Accountability usually sits across IAM, HR operations, application owners, and the business manager who approves role changes. If access is left behind, the failure is often a handoff gap rather than a single-team error. Mature programmes define ownership for provisioning, modification, and deprovisioning as separate control points.
Why This Matters for Security Teams
When user lifecycle changes leave access behind, the real failure is not just delayed cleanup. It is broken accountability across the people and systems that create, modify, and retire access. That matters because identity drift creates standing privilege, orphaned access, and audit gaps that persist long after the business change has been approved. NHIMG’s Ultimate Guide to NHIs notes that only 20% of organisations have formal offboarding and API key revocation processes, which is a useful warning sign for human lifecycle controls too. Current guidance from the OWASP Non-Human Identity Top 10 also reinforces that lifecycle failures are often an access governance problem, not a single technical defect.
Security teams often assume the manager, IAM team, or service desk will catch every entitlement change, but real environments depend on handoffs between HR events, role changes, application ownership, and approval workflows. In practice, many security teams encounter retained access only after a joiner-mover-leaver control has already failed in production.
How It Works in Practice
Accountability should be assigned by lifecycle stage, not by broad department labels. A mature model separates who requests the change, who approves it, who provisions it, who verifies completion, and who owns exceptions. HR and business managers typically initiate the event, IAM or IGA teams execute the system change, and application owners remain accountable for application-level entitlements that cannot be centrally removed without context. That is why policy and workflow design matter as much as technical automation.
For operational control, many organisations map the process to a RACI model and require evidence at each stage. The strongest programmes treat access removal as a closed-loop control: a trigger from HR, an entitlement update in IAM, confirmation from the application, and a post-change review for orphaned access. NHIMG’s NHI Lifecycle Management Guide is a useful reference for the same control logic, especially where human and non-human access changes intersect. It aligns with the principle that lifecycle controls fail when ownership is implied rather than explicitly assigned.
- Define a single accountable owner for each lifecycle step: request, approve, provision, verify, revoke.
- Make application owners responsible for exceptions and local entitlements, not just central IAM.
- Require closure checks so removal is confirmed, not assumed.
- Measure aging access, failed revocations, and stale entitlements as operational risk indicators.
Where organisations use shared service teams, the handoff must still be traceable to a named business owner and a named technical owner. These controls tend to break down in decentralised application estates where local administrators can regrant access outside the central workflow because revocation authority is not technically enforced.
Common Variations and Edge Cases
Tighter ownership models often increase workflow overhead, requiring organisations to balance fast role changes against stronger verification.

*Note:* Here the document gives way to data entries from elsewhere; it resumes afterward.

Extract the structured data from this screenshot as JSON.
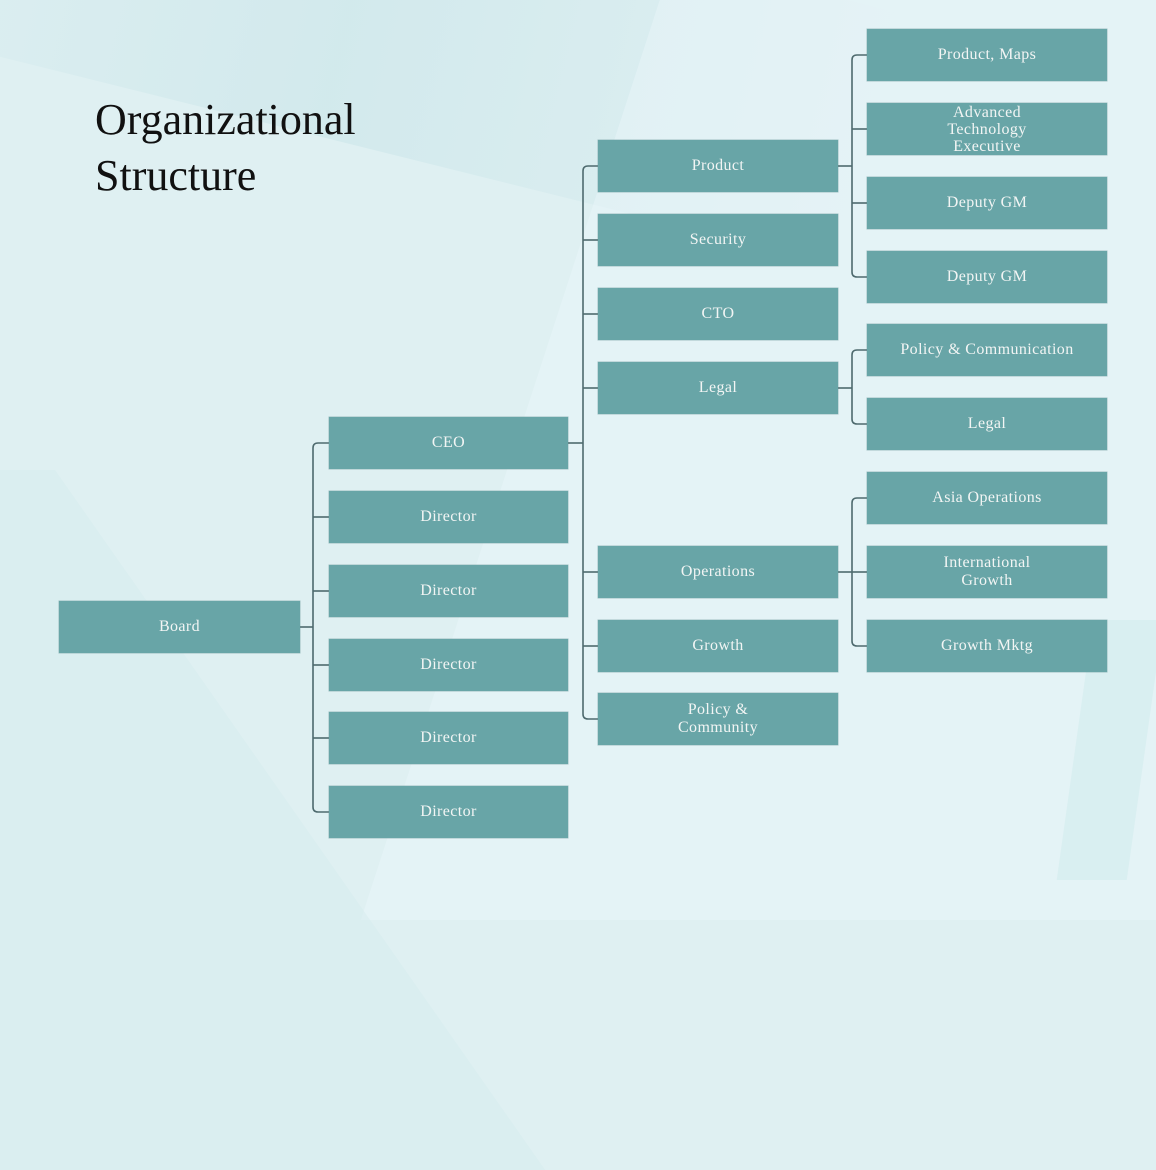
{
  "title": {
    "line1": "Organizational",
    "line2": "Structure"
  },
  "colors": {
    "node_fill": "#68a5a7",
    "node_text": "#f2f5f4",
    "connector": "#4e6a6e",
    "background": "#dff0f2",
    "title_text": "#111111"
  },
  "org_chart": {
    "root": {
      "label": "Board"
    },
    "level1": [
      {
        "label": "CEO"
      },
      {
        "label": "Director"
      },
      {
        "label": "Director"
      },
      {
        "label": "Director"
      },
      {
        "label": "Director"
      },
      {
        "label": "Director"
      }
    ],
    "level2": [
      {
        "label": "Product"
      },
      {
        "label": "Security"
      },
      {
        "label": "CTO"
      },
      {
        "label": "Legal"
      },
      {
        "label": "Operations"
      },
      {
        "label": "Growth"
      },
      {
        "label": "Policy & Community"
      }
    ],
    "level3": [
      {
        "label": "Product, Maps",
        "parent": "Product"
      },
      {
        "label": "Advanced Technology Executive",
        "parent": "Product"
      },
      {
        "label": "Deputy GM",
        "parent": "Product"
      },
      {
        "label": "Deputy GM",
        "parent": "Product"
      },
      {
        "label": "Policy & Communication",
        "parent": "Legal"
      },
      {
        "label": "Legal",
        "parent": "Legal"
      },
      {
        "label": "Asia Operations",
        "parent": "Operations"
      },
      {
        "label": "International Growth",
        "parent": "Operations"
      },
      {
        "label": "Growth Mktg",
        "parent": "Operations"
      }
    ]
  }
}
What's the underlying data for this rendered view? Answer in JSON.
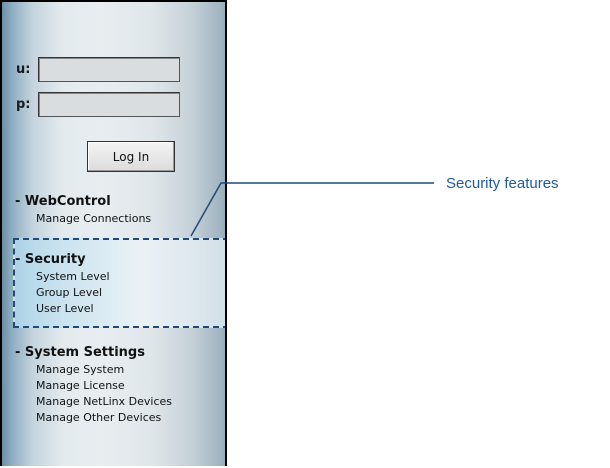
{
  "login": {
    "user_label": "u:",
    "pass_label": "p:",
    "user_value": "",
    "pass_value": "",
    "button_label": "Log In"
  },
  "sections": {
    "webcontrol": {
      "title": "- WebControl",
      "items": [
        "Manage Connections"
      ]
    },
    "security": {
      "title": "- Security",
      "items": [
        "System Level",
        "Group Level",
        "User Level"
      ]
    },
    "system_settings": {
      "title": "- System Settings",
      "items": [
        "Manage System",
        "Manage License",
        "Manage NetLinx Devices",
        "Manage Other Devices"
      ]
    }
  },
  "callout": {
    "label": "Security features",
    "color": "#1f5aa0"
  }
}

That tradeoff is real, especially in mergers, contractor-heavy environments, and business units that manage their own applications. Best practice is evolving, but there is no universal standard for whether the manager, HR, or application owner should be the final accountable party in every scenario; the answer depends on where the entitlement is controlled.
Edge cases usually appear when identity systems do not fully cover the target application, when manual exceptions are allowed for urgent access, or when leavers keep indirect access through shared accounts, group memberships, or connected systems. NHIMG’s Top 10 NHI Issues and 52 NHI Breaches Analysis both show the same structural lesson: incomplete lifecycle governance creates residual access that survives process changes.
In practice, accountability also becomes murky when access is inherited through roles or sync jobs rather than granted directly. The safest operating rule is simple: the person closest to the entitlement source owns remediation, while the business owner owns the risk accepted by leaving it in place.
Standards & Framework Alignment
This section maps relevant standards and security frameworks to the operational risks and controls described in this guidance.
OWASP Non-Human Identity Top 10 address the attack and risk surface, while NIST CSF 2.0 and NIST AI RMF set the governance and control requirements practitioners need to meet.
| Framework | Control / Reference | Relevance |
|---|---|---|
| OWASP Non-Human Identity Top 10 | NHI-03 | Lifecycle failures often leave stale NHI access behind. |
| NIST CSF 2.0 | PR.AC-1 | Accountability for access changes maps to identity and credential control. |
| NIST AI RMF | GOVERN | Governance requires explicit accountability across lifecycle decisions. |
Assign named owners for provisioning, modification, and revocation, then track closure evidence for each change.